Dive Brief:
- Michigan State University is using robots to stand in for online students as they join in face-to-face classes, Campus Technology reports.
- The telepresence robots are intended to help make sure that all students in the class are treated the same, and that any online students don’t feel like second-class citizens.
- The university is testing the robots in a hybrid online/face-to-face model of its doctoral program in educational psychology and educational technology.
Dive Insight:
If the telepresence robot concept takes off, the possibilities seem endless. Could an on-campus student who is sick also attend class this way? Could a professor send in a robot to teach in his or her stead? The robots being tested, from Revolve Robotics and Double Robotics, have also been used at UC-Berkeley, Indiana University, Stanford, Brown, and corporate settings.
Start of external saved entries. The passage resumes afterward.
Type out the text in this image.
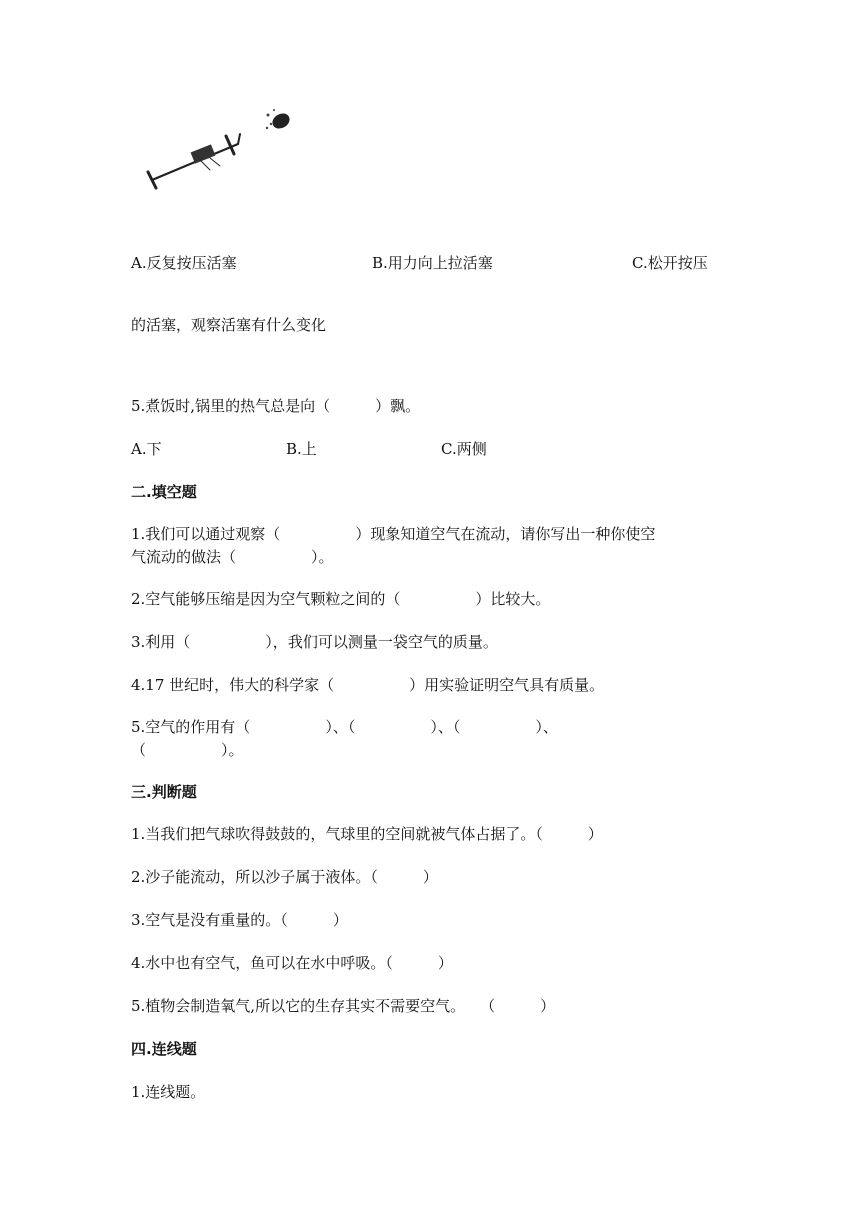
A.反复按压活塞	B.用力向上拉活塞	C.松开按压
的活塞，观察活塞有什么变化
5.煮饭时,锅里的热气总是向（　　　）飘。
A.下	B.上	C.两侧
二.填空题
1.我们可以通过观察（　　　　　）现象知道空气在流动，请你写出一种你使空
气流动的做法（　　　　　）。
2.空气能够压缩是因为空气颗粒之间的（　　　　　）比较大。
3.利用（　　　　　），我们可以测量一袋空气的质量。
4.17 世纪时，伟大的科学家（　　　　　）用实验证明空气具有质量。
5.空气的作用有（　　　　　）、（　　　　　）、（　　　　　）、
（　　　　　）。
三.判断题
1.当我们把气球吹得鼓鼓的，气球里的空间就被气体占据了。（　　　）
2.沙子能流动，所以沙子属于液体。（　　　）
3.空气是没有重量的。（　　　）
4.水中也有空气，鱼可以在水中呼吸。（　　　）
5.植物会制造氧气,所以它的生存其实不需要空气。　　（　　　）
四.连线题
1.连线题。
A recent Kent State University study revealed that students miss face-to-face interaction with instructors and peers more than anything else when taking online courses, so this approach could be a way to alleviate that. But there may be a few minor hurdles to jump first. According to Campus Technology, for example, when the Michigan State robots had to be carried around to participate in class activities, there was some awkwardness because, in the minds of students in the classroom, the robot had psychologically become an extension of the online student.
The robots have iPads mounted on them that can pan around the room for the online student to see others in the class, and the student’s face appears on the iPad. Double Robotics' robots also allowed the online student to move around the room.